I personally feel everyone should know their van inside out. There isn't that many dealers sat on top of a mountain in sunny Scotland and if its a simple fix (or you can effect a repair) then your holiday continues 

The video for this job will be up tomorrow.


----------



## Pudsey_Bear (Sep 25, 2008)

Credit where Credit is due David, I had the intention of doing something like that for my build, but as you know it's a pain to keep stopping and taking pictures, a video cam set up at the back of the van would have been great for me.


----------



## david-david (Feb 24, 2013)

Kev_n_Liz said:


> Credit where Credit is due David, I had the intention of doing something like that for my build, but as you know it's a pain to keep stopping and taking pictures, a video cam set up at the back of the van would have been great for me.


It's a time consuming affair that's for sure!

A few clicks on my phone is pretty easy. Talking and working and explaining and slowing things right down is going to be a pain. But it'll be worth it.

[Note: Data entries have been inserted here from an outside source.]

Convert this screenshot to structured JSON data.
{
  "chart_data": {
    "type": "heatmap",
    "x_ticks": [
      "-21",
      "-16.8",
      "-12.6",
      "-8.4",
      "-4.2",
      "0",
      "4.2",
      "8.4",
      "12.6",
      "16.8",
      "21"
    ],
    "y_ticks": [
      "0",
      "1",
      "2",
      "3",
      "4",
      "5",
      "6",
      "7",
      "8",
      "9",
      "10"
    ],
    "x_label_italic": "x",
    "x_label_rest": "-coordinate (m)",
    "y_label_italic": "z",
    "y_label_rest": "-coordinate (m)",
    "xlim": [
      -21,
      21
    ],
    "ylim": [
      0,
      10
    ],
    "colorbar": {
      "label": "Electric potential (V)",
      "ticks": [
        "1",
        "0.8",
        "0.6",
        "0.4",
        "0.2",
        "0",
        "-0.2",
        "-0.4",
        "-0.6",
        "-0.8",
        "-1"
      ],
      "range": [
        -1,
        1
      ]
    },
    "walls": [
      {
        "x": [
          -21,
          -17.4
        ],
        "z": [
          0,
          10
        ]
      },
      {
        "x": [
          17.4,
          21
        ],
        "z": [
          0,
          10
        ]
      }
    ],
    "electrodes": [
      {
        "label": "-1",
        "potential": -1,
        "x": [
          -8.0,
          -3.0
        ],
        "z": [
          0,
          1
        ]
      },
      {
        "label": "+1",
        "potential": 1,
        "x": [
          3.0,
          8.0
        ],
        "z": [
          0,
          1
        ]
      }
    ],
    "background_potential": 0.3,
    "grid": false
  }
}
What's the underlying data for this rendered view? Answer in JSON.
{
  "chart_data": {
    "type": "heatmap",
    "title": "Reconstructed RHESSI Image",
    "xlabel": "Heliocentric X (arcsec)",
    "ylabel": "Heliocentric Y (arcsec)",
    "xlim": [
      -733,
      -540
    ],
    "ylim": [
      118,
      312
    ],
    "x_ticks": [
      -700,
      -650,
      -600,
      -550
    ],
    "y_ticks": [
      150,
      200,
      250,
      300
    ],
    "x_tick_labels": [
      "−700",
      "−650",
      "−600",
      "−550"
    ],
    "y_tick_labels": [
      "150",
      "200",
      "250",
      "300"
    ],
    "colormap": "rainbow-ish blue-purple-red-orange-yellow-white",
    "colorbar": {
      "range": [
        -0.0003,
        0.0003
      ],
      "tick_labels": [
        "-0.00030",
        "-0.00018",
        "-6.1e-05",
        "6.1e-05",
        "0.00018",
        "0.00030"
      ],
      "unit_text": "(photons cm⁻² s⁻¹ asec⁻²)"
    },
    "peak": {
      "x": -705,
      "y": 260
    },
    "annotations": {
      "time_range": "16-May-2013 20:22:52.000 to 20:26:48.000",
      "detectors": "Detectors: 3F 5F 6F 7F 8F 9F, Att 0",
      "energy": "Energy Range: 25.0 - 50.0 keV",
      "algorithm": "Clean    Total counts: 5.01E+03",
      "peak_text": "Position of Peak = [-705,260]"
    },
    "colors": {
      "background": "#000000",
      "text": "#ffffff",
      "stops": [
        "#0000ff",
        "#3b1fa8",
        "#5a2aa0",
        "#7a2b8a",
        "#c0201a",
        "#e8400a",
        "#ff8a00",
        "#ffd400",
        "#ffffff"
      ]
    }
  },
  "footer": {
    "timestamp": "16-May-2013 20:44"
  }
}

I tend to crack on at a pace, thinking and trouble shooting and working it out as I go. This is my job (not motorhomes, but property) but the same principles apply - somebody put it in, somebody can take it out.

I've normally spent a good hour just looking at the job and undoing a couple of screws to see what's underneath then gently taking something off and having a quick look and gently feeling my way from there.

The videos will be a bit more slick.

I know what's underneath. I know the next step. I know what the end result will be.

I will try my best to slow everything down and focus in on the things which people may come across that wont be familiar, as if it's the first time I've seen it.

I'm sure some people will think they are 'too simple' but everyone needs to start somewhere and I'm aiming the first videos towards a complete novice with a second hand van.

Some of the more intricate jobs I've done may be more suited for those people who have a bit more knowledge but I'll always try to wind it right back for a beginner and take the step by step.

I just hope one or two people get some benefit out of these videos.

Dave.


----------



## charlieivan (Apr 25, 2006)

Will have to have a go at that sometime. I also need to work out how to renew the mesh on one as it has a split in it.


----------



## Pudsey_Bear (Sep 25, 2008)

charlieivan said:


> Will have to have a go at that sometime. I also need to work out how to renew the mesh on one as it has a split in it.


Once you get into it, replacing is fairly easy, getting the mesh with the sewn edge might not be to bad, leisureshopdirect has some in.

If it's only the edge where the plastic wire slides through, you might be able to, slightly shorten the fly screen and re-sew it.


----------



## raynipper (Aug 4, 2008)

Mine only has the blind that comes across. Can't see any mesh.
But the receiver on one is missing and short of replacing the whole vent I can't see anywhere I can buy another clip.

Ray.


----------